Si j’avais osé, j’aurais demandé à quoi devait servir cette farine ; mais précisément parceque j’avais grande envie de le savoir, je n’osais pas en parler. Et puis d’un autre côté je ne voulais pas dire que je savais que nous étions au mardi gras pour ne pas faire de la peine à mère Barberin.

– Qu’est-ce qu’on fait avec de la farine ? dit-elle me regardant.

– Du pain.

– Et puis encore ?

– De la bouillie.

– Et puis encore ?

– Dame… Je ne sais pas.

– Si, tu sais ; seulement comme tu es un bon petit garçon, tu n’oses pas le dire. Tu sais que c’est aujourd’hui mardi gras, le jour des crêpes et des beignets. Mais comme tu sais aussi que nous n’avons ni beurre, ni lait, tu n’oses pas en parler. C’est vrai ça ?

– Oh ! mère Barberin.

– Comme d’avance j’avais deviné tout cela, je me suis arrangée pour que mardi gras ne te fasse pas vilaine figure. Regarde dans la huche.

Le couvercle levé, et il le fut vivement, j’aperçus le lait, le beurre, des œufs et trois pommes.

– Donne-moi les œufs, me dit-elle, et, pendant que je les casse, pèle les pommes.

Pendant que je coupais les pommes en tranches, elle cassa les œufs dans la farine et se mit à battre le tout, en versant dessus, de temps en temps, une cuillerée de lait.

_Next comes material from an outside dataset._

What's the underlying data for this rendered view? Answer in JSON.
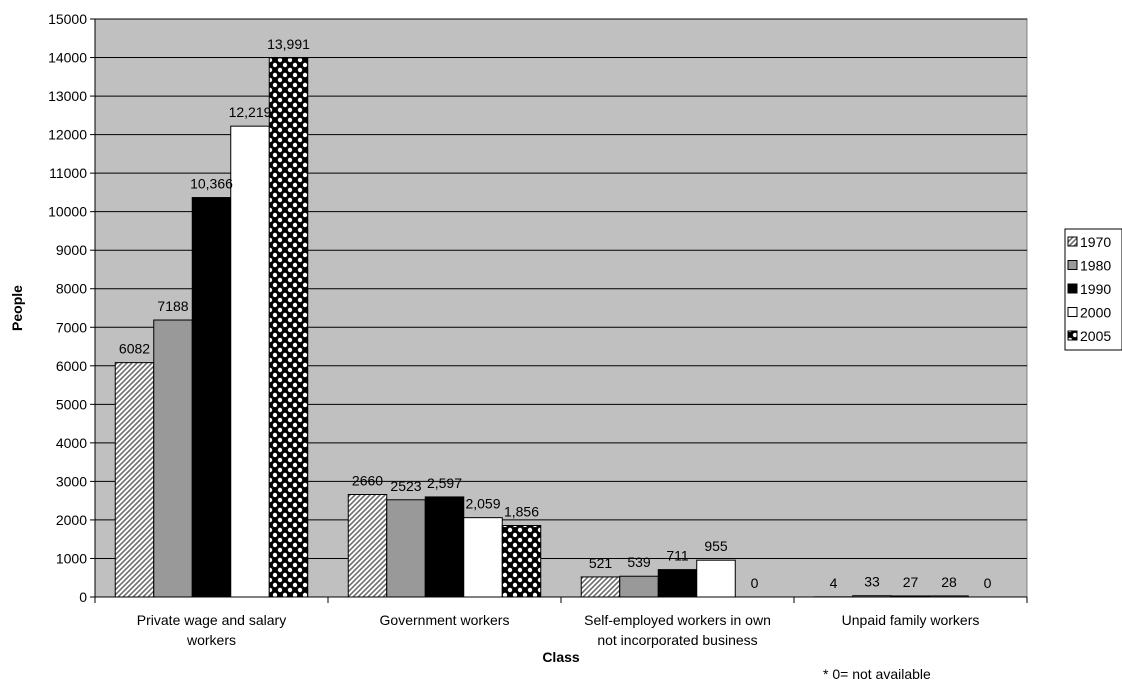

Quand la pâte fut délayée, mère Barberin posa la terrine sur les cendres chaudes, et il n’y eut plus qu’à attendre le soir, car c’était à notre souper que nous devions manger les crêpes et les beignets.

Ah ! c’était vraiment une bonne odeur qui chatouillait d’autant plus agréablement notre palais que depuis longtemps nous ne l’avions pas respirée.

C’était aussi une joyeuse musique que celle produite par les grésillements et les sifflements du beurre.

Cependant, si attentif que je fusse à cette musique, il me sembla entendre un bruit de pas dans la cour.

Qui pouvait venir nous déranger à cette heure ? Une voisine sans doute, pour nous demander du feu.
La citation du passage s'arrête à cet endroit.